The Egyptian brown quartzite head of the God Amun with features of the Pharaoh Tutankhamen. (around 1333–1323 B.C.) Photo courtesy Christie's.
The Egyptian brown quartzite head of the God Amun with features of the Pharaoh Tutankhamen. (around 1333–1323 BC) Photo courtesy Christie's.

Egypt is taking legal action over the sale of a 3,000-year-old quartzite statue of King Tutankhamen that sold at Christie’s in London last week for £4.75 million ($5.96 million). The country has announced plans to file a civil suit seeking the repatriation of the antiquity, which it believes was looted from the Karnak Temple in the 1970s.

The effort to return the ancient artwork to Egypt is being led by the country’s antiquities minister, Khaled el-Enany. “They left us with no other option but to go to court to restore our smuggled antiquities,” he told the BBC. “We will leave no stone unturned until we repatriate the Tutankhamen bust.”

The head, which depicts the god Amun with the features of the boy pharaoh, was sold at Christie’s London on July 4 over Egypt’s objections. Shortly after the sale was announced in early June—with an estimate of £4 million (about $5 million)—Egypt began agitating for the artwork’s return. Under Egyptian law, any artifacts excavated after 1983 belong to the state, as does anything discovered before then that lacks legitimate title predating the 1983 law.

The circumstances of the head’s discovery are unknown, but the current owner, the Resandro Collection, a private German collection of Egyptian art, acquired it from Munich art dealer Heinz Herzer in 1985. Before that, it was in the hands of an Austrian dealer Joseph Messina, who is said to have bought it around 1973–74 from Prinz Wilhelm von Thurn und Taxis, who “reputedly had it in his collection by the 1960s,” according to the auction house press release.

The Egyptian head of the god Amun with features of the Pharaoh Tutankhamen. Photo courtesy Christie’s.

Herzer is linked to at least one high-profile instance of alleged antiquities looting, reports the Association for Research Into Crimes Against Art. The German dealer sold The Victorious Youth, sometimes referred to as The Getty Bronze, to Los Angeles’s J. Paul Getty Museum, which was later at the center of a scandal over illegal antiquities at the Getty.

ARCA also questioned the King Tut sculpture’s link to Von Thurn und Taxis, noting that there is no documented evidence that he had a significant collection of ancient artwork. (Christie’s, for its part, has noted that Von Thurn und Taxis is known to have inherited objects from his family, and that his great-grandfather’s collection included antiquities.)

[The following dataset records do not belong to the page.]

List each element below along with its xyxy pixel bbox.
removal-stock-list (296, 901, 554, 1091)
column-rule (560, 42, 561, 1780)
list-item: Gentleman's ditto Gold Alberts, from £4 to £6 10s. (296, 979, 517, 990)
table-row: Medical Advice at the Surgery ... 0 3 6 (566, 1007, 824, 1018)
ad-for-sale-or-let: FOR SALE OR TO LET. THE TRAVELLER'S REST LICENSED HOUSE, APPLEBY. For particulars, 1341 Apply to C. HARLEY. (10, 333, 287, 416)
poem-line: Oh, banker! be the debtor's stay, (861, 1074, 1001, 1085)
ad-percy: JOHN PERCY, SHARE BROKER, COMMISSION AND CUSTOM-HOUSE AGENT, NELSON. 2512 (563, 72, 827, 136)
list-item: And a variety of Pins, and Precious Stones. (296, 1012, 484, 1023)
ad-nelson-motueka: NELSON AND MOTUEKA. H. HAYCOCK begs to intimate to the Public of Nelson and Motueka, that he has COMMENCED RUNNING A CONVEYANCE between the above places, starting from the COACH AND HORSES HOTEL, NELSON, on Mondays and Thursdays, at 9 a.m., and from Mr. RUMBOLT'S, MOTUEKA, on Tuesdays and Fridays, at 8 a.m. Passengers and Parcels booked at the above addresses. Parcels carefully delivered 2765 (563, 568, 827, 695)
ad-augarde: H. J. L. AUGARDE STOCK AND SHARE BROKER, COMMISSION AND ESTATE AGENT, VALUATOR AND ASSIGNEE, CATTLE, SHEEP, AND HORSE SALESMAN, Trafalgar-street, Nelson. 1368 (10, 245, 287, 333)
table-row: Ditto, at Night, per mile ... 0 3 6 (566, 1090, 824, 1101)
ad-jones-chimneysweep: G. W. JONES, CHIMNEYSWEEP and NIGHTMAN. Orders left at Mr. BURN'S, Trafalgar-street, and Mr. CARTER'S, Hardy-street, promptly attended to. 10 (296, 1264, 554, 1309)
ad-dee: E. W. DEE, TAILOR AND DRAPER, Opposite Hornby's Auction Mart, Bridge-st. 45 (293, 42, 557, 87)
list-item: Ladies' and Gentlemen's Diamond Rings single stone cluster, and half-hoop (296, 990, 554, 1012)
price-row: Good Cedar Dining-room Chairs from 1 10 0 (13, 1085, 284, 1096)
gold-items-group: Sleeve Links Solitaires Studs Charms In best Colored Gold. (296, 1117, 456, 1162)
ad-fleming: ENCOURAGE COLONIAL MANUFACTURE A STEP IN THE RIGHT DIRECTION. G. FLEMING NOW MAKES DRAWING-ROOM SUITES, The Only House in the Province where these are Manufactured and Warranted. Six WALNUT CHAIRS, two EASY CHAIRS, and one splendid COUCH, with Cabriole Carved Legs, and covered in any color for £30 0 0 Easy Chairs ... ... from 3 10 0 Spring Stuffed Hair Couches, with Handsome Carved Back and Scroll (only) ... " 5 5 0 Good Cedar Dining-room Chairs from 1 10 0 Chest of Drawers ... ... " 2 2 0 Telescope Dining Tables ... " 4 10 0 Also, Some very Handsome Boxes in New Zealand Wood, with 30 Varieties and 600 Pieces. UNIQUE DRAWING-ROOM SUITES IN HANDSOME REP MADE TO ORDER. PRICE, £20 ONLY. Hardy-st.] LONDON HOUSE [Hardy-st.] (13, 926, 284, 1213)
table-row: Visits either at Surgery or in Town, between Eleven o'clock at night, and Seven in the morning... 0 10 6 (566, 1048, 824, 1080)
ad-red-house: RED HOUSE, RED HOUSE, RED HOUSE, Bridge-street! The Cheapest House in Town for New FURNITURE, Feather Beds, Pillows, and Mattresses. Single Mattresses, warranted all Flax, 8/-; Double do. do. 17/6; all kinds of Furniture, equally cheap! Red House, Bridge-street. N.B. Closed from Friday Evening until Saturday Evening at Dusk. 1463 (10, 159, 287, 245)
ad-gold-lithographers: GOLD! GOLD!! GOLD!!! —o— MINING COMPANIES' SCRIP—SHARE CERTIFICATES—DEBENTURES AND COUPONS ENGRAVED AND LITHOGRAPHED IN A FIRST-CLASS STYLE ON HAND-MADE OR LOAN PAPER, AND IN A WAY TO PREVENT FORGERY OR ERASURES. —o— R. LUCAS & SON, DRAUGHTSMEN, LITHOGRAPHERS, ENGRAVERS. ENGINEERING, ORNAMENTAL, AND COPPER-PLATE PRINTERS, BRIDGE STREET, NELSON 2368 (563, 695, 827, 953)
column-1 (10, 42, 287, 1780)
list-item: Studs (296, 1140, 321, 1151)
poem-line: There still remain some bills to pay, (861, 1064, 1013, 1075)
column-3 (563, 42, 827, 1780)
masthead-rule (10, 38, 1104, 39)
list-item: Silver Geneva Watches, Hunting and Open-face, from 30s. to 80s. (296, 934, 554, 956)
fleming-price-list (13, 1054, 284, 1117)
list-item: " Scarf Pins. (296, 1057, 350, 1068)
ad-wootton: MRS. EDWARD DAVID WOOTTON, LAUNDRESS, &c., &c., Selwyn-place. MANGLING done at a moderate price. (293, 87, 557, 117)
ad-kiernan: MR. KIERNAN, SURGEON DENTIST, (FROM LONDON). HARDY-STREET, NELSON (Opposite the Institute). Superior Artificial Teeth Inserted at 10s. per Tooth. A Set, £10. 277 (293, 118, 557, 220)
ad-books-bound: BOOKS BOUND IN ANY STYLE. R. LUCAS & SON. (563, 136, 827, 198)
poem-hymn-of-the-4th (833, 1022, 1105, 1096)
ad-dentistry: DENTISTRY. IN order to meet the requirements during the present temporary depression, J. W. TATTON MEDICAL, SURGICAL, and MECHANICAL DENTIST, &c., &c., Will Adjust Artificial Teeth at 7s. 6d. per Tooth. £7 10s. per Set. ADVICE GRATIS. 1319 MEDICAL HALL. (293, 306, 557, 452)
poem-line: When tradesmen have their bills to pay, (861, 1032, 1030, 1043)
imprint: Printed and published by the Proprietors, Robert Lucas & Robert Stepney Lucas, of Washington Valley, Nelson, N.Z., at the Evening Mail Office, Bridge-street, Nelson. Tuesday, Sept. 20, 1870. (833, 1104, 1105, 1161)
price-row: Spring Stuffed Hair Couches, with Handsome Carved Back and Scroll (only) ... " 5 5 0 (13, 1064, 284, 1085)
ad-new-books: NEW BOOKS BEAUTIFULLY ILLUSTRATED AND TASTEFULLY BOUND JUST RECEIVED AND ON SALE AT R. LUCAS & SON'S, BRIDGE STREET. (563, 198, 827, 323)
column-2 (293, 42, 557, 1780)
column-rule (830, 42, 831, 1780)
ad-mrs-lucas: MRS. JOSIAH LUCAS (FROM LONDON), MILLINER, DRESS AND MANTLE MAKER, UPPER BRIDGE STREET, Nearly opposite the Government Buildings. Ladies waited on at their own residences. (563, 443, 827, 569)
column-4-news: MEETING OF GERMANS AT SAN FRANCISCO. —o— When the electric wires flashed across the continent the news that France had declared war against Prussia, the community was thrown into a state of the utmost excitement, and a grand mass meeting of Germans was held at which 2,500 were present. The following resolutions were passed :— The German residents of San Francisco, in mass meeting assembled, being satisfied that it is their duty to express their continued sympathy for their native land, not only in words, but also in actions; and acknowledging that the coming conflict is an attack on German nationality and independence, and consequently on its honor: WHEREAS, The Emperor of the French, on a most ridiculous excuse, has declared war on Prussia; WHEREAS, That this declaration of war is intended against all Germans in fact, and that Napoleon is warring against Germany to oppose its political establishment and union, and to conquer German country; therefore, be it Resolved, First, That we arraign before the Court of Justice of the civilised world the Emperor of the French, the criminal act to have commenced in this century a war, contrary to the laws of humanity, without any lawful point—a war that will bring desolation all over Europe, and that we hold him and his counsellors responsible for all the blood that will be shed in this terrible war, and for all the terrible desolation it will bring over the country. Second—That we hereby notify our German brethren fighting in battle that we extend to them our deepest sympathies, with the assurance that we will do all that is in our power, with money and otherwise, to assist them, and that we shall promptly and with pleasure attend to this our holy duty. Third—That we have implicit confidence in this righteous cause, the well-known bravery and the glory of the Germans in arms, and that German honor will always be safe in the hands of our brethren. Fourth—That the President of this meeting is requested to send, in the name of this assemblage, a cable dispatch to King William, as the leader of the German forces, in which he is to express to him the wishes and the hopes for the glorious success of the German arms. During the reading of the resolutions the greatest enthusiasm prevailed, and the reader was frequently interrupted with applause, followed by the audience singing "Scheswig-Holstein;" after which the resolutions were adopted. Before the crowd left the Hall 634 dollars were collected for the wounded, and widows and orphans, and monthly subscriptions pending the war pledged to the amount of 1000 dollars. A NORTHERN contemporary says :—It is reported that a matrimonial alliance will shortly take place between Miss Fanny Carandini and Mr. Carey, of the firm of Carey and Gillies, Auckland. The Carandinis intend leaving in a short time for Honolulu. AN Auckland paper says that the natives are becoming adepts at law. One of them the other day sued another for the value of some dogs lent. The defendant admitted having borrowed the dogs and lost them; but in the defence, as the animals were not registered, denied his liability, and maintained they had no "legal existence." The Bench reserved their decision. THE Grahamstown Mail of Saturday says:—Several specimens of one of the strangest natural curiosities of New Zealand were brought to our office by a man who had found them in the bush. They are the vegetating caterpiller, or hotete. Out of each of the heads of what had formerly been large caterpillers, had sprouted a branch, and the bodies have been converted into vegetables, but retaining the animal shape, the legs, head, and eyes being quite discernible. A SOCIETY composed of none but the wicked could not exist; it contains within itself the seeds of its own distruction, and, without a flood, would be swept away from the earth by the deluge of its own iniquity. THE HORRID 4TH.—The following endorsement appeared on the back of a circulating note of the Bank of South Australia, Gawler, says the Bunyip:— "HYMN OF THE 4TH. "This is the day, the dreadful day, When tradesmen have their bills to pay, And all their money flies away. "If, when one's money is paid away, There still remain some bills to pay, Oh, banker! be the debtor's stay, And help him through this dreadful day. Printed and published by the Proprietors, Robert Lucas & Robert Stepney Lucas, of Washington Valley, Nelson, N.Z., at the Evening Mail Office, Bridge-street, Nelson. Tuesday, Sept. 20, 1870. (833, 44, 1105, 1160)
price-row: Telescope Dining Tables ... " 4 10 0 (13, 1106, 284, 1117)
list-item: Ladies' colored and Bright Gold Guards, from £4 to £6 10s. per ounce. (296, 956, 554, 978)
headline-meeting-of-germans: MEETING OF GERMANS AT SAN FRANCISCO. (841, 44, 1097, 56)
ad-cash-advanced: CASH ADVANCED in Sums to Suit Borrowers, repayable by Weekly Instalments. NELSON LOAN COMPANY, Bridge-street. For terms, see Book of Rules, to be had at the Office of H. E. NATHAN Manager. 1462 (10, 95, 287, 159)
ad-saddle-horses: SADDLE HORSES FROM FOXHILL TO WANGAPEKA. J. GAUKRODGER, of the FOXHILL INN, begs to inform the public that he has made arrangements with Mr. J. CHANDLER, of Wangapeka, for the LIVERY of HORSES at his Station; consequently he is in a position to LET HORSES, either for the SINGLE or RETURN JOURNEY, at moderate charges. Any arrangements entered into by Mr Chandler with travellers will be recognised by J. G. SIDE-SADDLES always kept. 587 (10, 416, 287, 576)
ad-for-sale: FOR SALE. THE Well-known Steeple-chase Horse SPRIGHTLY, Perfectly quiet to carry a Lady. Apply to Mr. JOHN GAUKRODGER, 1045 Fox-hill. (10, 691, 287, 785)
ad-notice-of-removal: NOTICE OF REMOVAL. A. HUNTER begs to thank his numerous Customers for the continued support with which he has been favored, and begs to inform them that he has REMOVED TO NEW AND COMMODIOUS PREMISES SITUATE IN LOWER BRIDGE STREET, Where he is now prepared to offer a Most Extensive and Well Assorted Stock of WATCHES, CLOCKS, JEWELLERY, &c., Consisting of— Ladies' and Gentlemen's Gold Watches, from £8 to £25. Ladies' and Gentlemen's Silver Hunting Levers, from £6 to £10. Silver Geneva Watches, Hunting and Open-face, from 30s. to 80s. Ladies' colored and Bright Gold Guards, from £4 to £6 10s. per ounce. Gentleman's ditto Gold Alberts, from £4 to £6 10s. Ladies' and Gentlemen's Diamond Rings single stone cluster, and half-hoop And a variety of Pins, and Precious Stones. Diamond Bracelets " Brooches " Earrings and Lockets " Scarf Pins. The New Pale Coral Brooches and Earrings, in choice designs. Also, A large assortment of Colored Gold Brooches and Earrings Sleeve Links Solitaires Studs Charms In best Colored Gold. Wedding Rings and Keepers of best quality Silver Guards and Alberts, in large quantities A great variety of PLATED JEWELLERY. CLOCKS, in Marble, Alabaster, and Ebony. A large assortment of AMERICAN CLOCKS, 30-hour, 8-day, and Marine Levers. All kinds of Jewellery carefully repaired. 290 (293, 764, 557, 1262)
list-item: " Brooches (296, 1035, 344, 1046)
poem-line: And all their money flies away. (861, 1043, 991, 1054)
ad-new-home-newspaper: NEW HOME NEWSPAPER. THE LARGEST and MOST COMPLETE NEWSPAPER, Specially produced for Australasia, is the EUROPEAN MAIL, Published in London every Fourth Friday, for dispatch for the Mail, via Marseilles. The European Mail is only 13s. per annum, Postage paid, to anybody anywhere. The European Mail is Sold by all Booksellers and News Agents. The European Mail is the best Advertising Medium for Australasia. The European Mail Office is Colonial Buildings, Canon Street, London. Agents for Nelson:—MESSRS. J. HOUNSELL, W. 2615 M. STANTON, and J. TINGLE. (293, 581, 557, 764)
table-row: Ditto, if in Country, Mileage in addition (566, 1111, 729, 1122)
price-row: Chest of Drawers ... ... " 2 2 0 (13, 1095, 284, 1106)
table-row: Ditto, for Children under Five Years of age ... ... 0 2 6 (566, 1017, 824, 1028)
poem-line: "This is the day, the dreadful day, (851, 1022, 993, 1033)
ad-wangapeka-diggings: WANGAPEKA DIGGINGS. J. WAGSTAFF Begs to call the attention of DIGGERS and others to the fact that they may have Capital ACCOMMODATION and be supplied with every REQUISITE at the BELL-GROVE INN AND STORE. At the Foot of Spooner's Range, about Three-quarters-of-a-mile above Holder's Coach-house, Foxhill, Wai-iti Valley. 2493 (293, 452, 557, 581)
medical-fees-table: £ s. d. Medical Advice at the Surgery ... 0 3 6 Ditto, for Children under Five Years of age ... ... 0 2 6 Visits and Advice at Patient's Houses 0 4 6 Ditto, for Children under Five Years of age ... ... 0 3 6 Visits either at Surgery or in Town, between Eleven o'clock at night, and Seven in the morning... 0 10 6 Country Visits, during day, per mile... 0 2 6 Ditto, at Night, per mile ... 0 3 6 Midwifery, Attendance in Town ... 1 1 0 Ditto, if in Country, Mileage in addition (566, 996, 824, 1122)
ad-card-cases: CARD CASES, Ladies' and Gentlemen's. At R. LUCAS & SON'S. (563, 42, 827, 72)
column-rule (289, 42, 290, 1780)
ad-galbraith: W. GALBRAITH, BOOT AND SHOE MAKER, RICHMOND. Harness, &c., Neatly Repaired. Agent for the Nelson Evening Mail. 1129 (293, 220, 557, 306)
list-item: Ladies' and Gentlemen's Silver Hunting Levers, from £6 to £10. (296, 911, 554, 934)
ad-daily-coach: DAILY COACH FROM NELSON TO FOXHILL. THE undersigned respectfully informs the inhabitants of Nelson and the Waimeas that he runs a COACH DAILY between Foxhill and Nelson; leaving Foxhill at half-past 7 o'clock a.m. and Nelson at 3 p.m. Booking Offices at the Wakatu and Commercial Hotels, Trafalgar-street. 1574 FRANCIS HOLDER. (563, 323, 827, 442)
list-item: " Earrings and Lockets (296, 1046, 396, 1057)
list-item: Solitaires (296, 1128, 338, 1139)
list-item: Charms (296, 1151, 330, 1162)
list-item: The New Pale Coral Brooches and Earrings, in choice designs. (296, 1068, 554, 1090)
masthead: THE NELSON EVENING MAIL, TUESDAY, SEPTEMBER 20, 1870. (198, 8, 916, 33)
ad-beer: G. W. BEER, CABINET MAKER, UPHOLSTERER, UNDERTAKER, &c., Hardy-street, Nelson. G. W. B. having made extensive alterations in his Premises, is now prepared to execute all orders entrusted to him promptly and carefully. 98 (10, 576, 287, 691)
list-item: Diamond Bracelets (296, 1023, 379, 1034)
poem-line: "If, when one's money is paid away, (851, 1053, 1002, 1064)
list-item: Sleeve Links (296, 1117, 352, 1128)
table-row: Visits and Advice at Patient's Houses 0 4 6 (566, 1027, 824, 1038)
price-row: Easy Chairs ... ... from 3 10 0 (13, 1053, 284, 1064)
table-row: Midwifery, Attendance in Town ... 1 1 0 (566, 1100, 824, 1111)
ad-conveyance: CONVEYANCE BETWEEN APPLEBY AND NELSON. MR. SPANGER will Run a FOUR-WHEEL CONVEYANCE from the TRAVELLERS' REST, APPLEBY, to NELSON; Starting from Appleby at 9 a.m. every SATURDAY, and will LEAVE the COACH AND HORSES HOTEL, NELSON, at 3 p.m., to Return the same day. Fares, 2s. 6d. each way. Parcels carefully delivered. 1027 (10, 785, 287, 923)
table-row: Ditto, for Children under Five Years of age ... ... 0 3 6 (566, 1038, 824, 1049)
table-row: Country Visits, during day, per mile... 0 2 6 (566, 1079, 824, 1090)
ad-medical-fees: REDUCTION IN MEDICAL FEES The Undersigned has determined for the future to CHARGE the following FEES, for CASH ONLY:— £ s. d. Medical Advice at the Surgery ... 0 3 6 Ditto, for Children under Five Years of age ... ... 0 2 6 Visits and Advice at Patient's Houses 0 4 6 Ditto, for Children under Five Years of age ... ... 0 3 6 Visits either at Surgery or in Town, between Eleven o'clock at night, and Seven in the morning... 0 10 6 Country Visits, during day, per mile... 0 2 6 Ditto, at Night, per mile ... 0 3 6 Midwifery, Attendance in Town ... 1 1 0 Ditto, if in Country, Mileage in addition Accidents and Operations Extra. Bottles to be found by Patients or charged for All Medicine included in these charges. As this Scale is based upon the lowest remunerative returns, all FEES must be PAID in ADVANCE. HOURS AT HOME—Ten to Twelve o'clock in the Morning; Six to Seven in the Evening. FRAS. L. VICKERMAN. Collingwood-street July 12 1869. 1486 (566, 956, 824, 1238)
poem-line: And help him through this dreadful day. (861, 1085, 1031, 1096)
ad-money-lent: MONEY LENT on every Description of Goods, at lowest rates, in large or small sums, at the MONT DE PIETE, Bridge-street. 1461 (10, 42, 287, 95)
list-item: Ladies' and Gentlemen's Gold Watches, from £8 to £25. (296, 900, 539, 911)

“While ancient objects by their nature cannot be traced over millennia, Christie’s clearly carried out extensive due diligence verifying the provenance and legal title, establishing all required facts of recent ownership,” said an auction house representative in an email to artnet News. “Christie’s would not and do not sell any work where there isn’t clear title of ownership and a thorough understanding of modern provenance.” The house has noted that the work has been widely published and exhibited in the past without spurring a claim.

The Egyptian brown quartzite head of the God Amun with features of the Pharaoh Tutankhamen. (around 1333–1323 BC) Photo courtesy Christie’s.

Nevertheless, Egypt’s National Committee for Antiquities Repatriation has issued a statement criticizing the sale, saying “the committee expresses its deep discontent of the unprofessional behavior of the sale of Egyptian antiquities without providing the ownership documents and the evidences that prove its legal export from Egypt.”

The committee has also asked Interpol to investigate, in the hopes that the international crime agency can trace missing paperwork for the artifact. According to CTV News, the country’s national prosecutors are asking the UK to prevent the head’s export until it has uncovered ownership documents as well as papers proving it was legally exported from Egypt.

“The owners have given false information,” former Egyptian antiquities head Zahi Hawass told Agence France Presse ahead of the sale. “They have not shown any legal papers to prove its ownership.”